Lo que sí recuerdo perfectamente es el gancho que mantenía permanentemente entreabierta esa puerta que nunca vi cerrada del todo.

Dependiendo del día, de la hora, o no sé qué condiciones, esa rendija, como de una cuarta de ancho, me ofrecía distintas visiones de Pepe el Mono.

Siempre pasaba alejado de la puerta todo lo que daba de si el ancho de la acera ya que, con una rapidez vertiginosa, había veces en que salía disparada la mano de Pepe el Mono logrando atrapar, en más de una ocasión, la pierna de alguien no avisado.

Salía esa mano empujada por un brazo que malamente pasaba por la abertura, de puro fuerte y musculoso, y era ancha y de dedos cortos pero recios. La piel oscura.

Lo que más impactaba de esa mano, al menos a mí, eran las uñas. Anchas, muy anchas, ligeramente engarfiadas. Por muy oscuras que fueran, tenían un toque nacarado, como de un cierto brillo, que contribuía a darles un aspecto casi metálico, permitiendo intuir así su dureza.

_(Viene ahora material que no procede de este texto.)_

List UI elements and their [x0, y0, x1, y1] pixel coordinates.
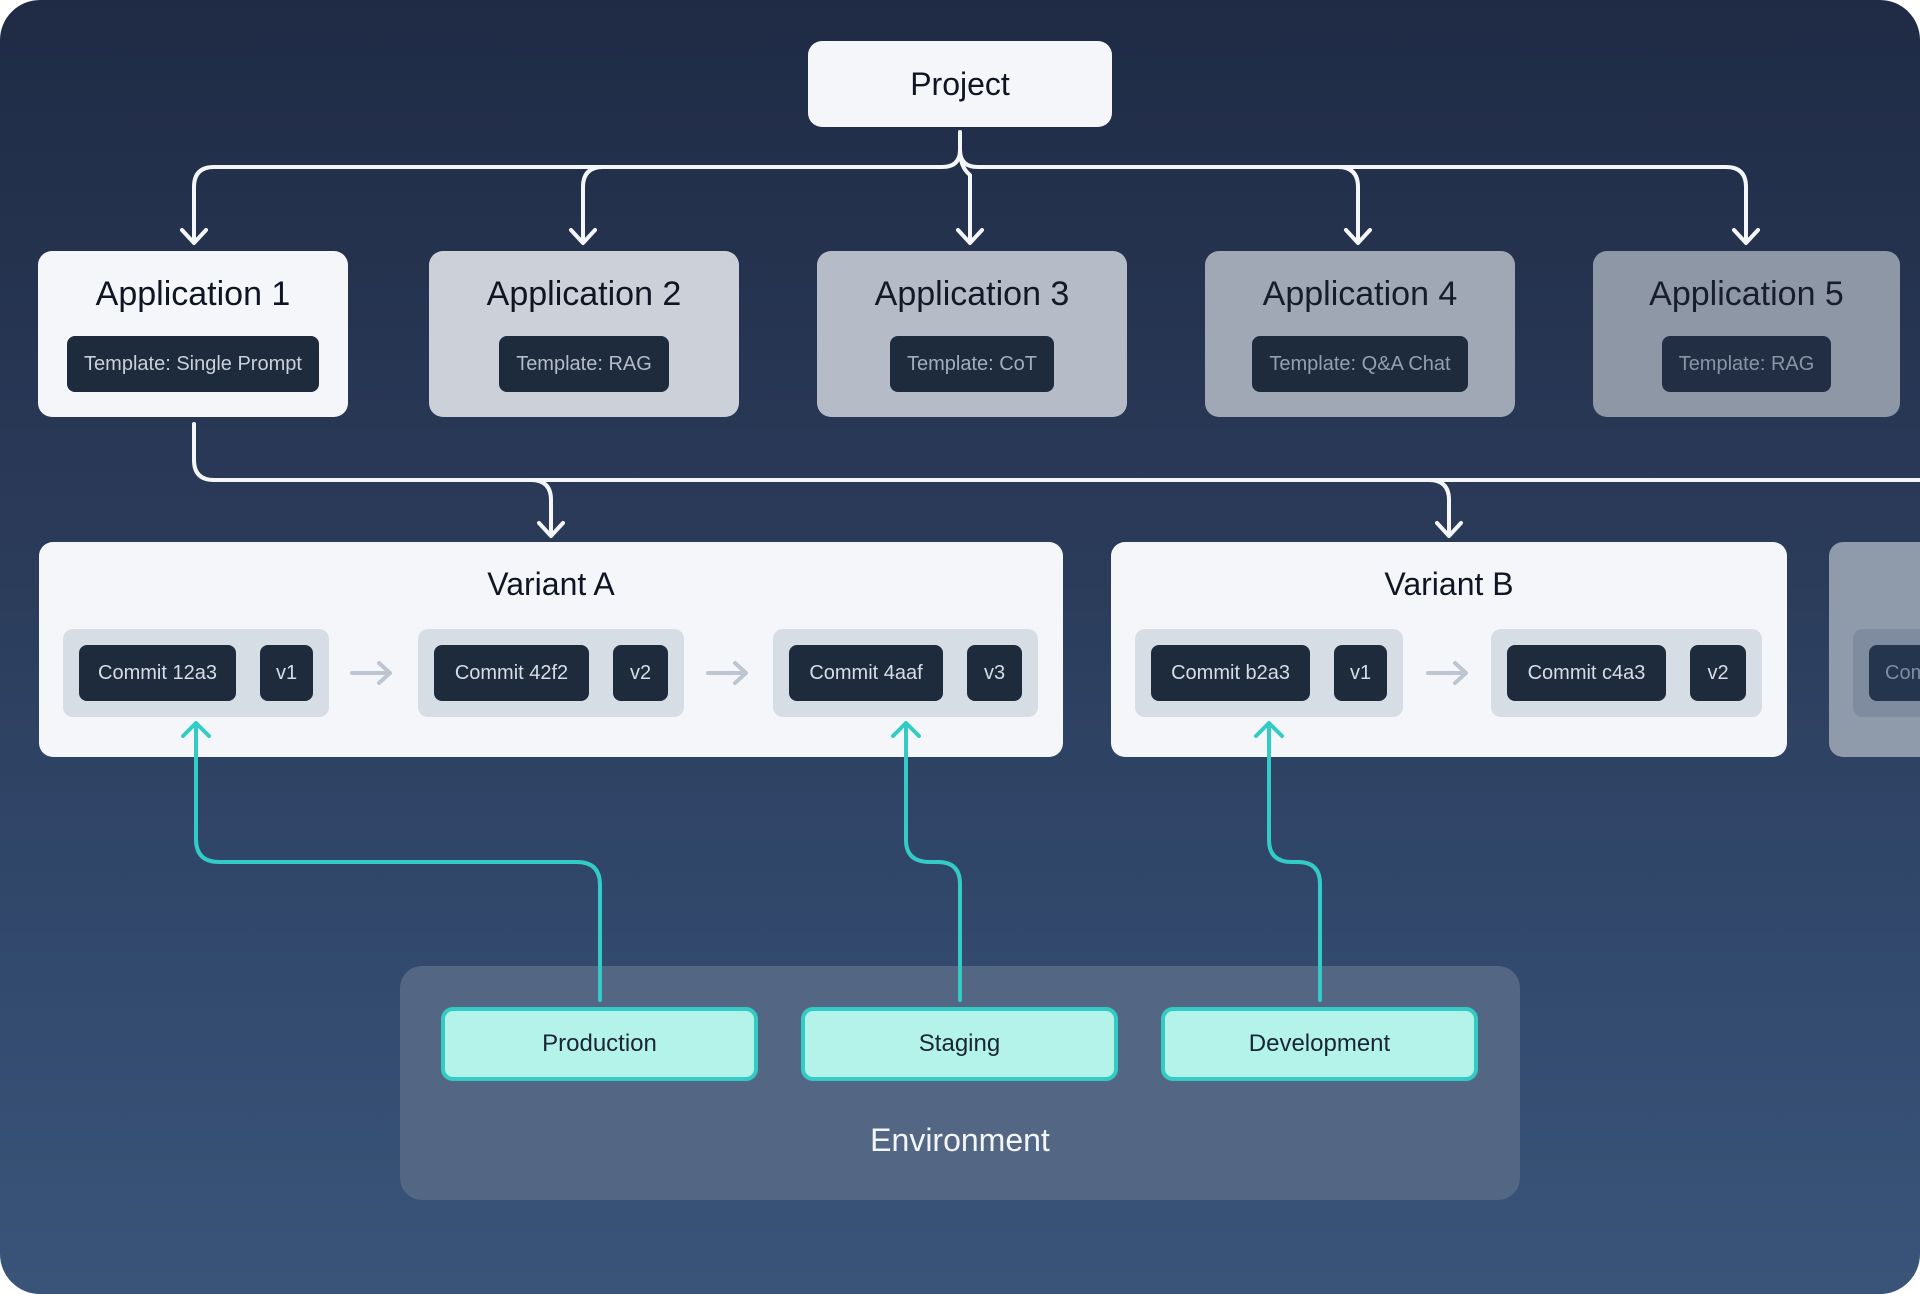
- commit-hash: Com: [1869, 645, 1920, 701]
- template-badge: Template: CoT: [889, 336, 1055, 392]
- environment-staging[interactable]: Staging: [801, 1007, 1118, 1081]
- commit-group[interactable]: Commit 42f2 v2: [418, 629, 684, 717]
- arrow-right-icon: [350, 661, 392, 685]
- environment-production[interactable]: Production: [441, 1007, 758, 1081]
- variant-title: Variant B: [1384, 566, 1514, 602]
- application-node-3[interactable]: Application 3 Template: CoT: [817, 251, 1127, 417]
- connector-to-variant-a: [529, 478, 553, 537]
- template-badge: Template: Single Prompt: [67, 336, 319, 392]
- arrowhead-app-1: [180, 228, 208, 245]
- commit-hash: Commit 4aaf: [789, 645, 943, 701]
- staging-to-commit-4aaf: [904, 722, 962, 1002]
- template-badge: Template: RAG: [1661, 336, 1832, 392]
- version-badge: v2: [1690, 645, 1746, 701]
- application-node-5[interactable]: Application 5 Template: RAG: [1593, 251, 1900, 417]
- app-1-to-variants-connector: [192, 422, 1920, 482]
- arrowhead-app-5: [1732, 228, 1760, 245]
- version-badge: v2: [613, 645, 668, 701]
- version-badge: v1: [260, 645, 313, 701]
- arrowhead-app-4: [1344, 228, 1372, 245]
- application-title: Application 3: [874, 275, 1070, 313]
- version-badge: v3: [967, 645, 1022, 701]
- commit-hash: Commit 12a3: [79, 645, 236, 701]
- connector-to-app-2: [581, 165, 605, 244]
- application-node-4[interactable]: Application 4 Template: Q&A Chat: [1205, 251, 1515, 417]
- variant-title: Variant A: [487, 566, 615, 602]
- arrowhead-variant-b: [1435, 521, 1463, 538]
- commit-group[interactable]: Com: [1853, 629, 1920, 717]
- connector-to-app-3: [958, 148, 972, 244]
- application-node-2[interactable]: Application 2 Template: RAG: [429, 251, 739, 417]
- environment-development[interactable]: Development: [1161, 1007, 1478, 1081]
- variant-c-node[interactable]: Com: [1829, 542, 1920, 757]
- variant-b-node[interactable]: Variant B Commit b2a3 v1 Commit c4a3 v2: [1111, 542, 1787, 757]
- variant-a-node[interactable]: Variant A Commit 12a3 v1 Commit 42f2 v2 …: [39, 542, 1063, 757]
- application-node-1[interactable]: Application 1 Template: Single Prompt: [38, 251, 348, 417]
- commit-hash: Commit 42f2: [434, 645, 589, 701]
- commit-group[interactable]: Commit b2a3 v1: [1135, 629, 1403, 717]
- template-badge: Template: RAG: [499, 336, 669, 392]
- application-title: Application 4: [1262, 275, 1458, 313]
- arrowhead-app-3: [956, 228, 984, 245]
- commit-group[interactable]: Commit 4aaf v3: [773, 629, 1038, 717]
- development-to-commit-b2a3: [1267, 722, 1322, 1002]
- project-node[interactable]: Project: [808, 41, 1112, 127]
- commit-hash: Commit b2a3: [1151, 645, 1311, 701]
- commit-group[interactable]: Commit 12a3 v1: [63, 629, 329, 717]
- arrowhead-variant-a: [537, 521, 565, 538]
- arrow-right-icon: [706, 661, 748, 685]
- connector-to-app-4: [958, 148, 1360, 244]
- application-title: Application 5: [1649, 275, 1844, 313]
- production-to-commit-12a3: [194, 722, 602, 1002]
- diagram-canvas: Project Application 1 Template: Single P…: [0, 0, 1920, 1294]
- connector-to-app-5: [1336, 165, 1748, 244]
- application-title: Application 2: [486, 275, 682, 313]
- arrow-right-icon: [1426, 661, 1468, 685]
- commit-group[interactable]: Commit c4a3 v2: [1491, 629, 1762, 717]
- application-title: Application 1: [95, 275, 291, 313]
- project-label: Project: [910, 65, 1010, 102]
- template-badge: Template: Q&A Chat: [1252, 336, 1468, 392]
- version-badge: v1: [1334, 645, 1387, 701]
- arrowhead-app-2: [569, 228, 597, 245]
- environment-label: Environment: [870, 1122, 1050, 1158]
- connector-to-variant-b: [1427, 478, 1451, 537]
- environment-panel: Production Staging Development Environme…: [400, 966, 1520, 1200]
- commit-hash: Commit c4a3: [1507, 645, 1666, 701]
- project-trunk-connector: [192, 130, 962, 244]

En otras ocasiones, al mirar como siempre hacia la relativa oscuridad del interior de la casa, tras la rendija aparecía la cara de Pepe el Mono. Oscura también. Arrugada hasta extremos que hoy en mis recuerdos me parecen imposibles. Era una sucesión de pliegues en la que destacaban una boca que se me antojaba feroz, una nariz ancha, muy ancha, y unos ojillos negros, brillantes, animados de una cierta malicia.

Esa sensación de malicia, que aún recuerdo, me incomoda hoy. En esa reinterpretación constante que hacemos de nuestro pasado, y a la luz de los valores que hoy manejamos, su mirada debiera ser triste.

Nuestra comprensión hacia el diferente, nuestra compasión para el más débil, me hace desear eso, que en mi recuerdo su mirada fuera triste pero no. Su mirada chispeaba animada por esa malicia que hoy me desagrada porque parece no encajar con la historia.

Pero lo cierto es que, pensándolo bien, esa mirada maliciosa estaba más que justificada. Amparados por el valor que proporciona el grupo, no eran pocas las veces que algunos chiquillos le provocaban llegando, incluso, a golpearle con algún palo, por lo que mi recuerdo se reconcilia con lo que hoy siento y termino de entender que estaba de sobras justificada su rabia malévola hacia quienes transitábamos por la acera.

Había días, también, en los que no surgía el brazo, la mano y las uñas que recordaban garras y en los que tampoco aparecía, enmarcada entre la puerta y el marco, su cara.

Esos días, con el corazón palpitando, hacía acopio de fuerzas y valor y me acercaba a la rendija, con cuidado.

Sobre el piso, Pepe el Mono se aovillaba dormitando o, quizás, rumiando agravios y venganzas.

Muy adentro, notaba una sensación extraña, muy extraña. No sé. No logro ponerle nombre. No sé si estaba aprendiendo a sentir compasión, que la compasión también se aprende, por más que parezca innata. No sé si era tan solo el no entender por qué Pepe el Mono era diferente y cual era el motivo de su diferencia y su condena.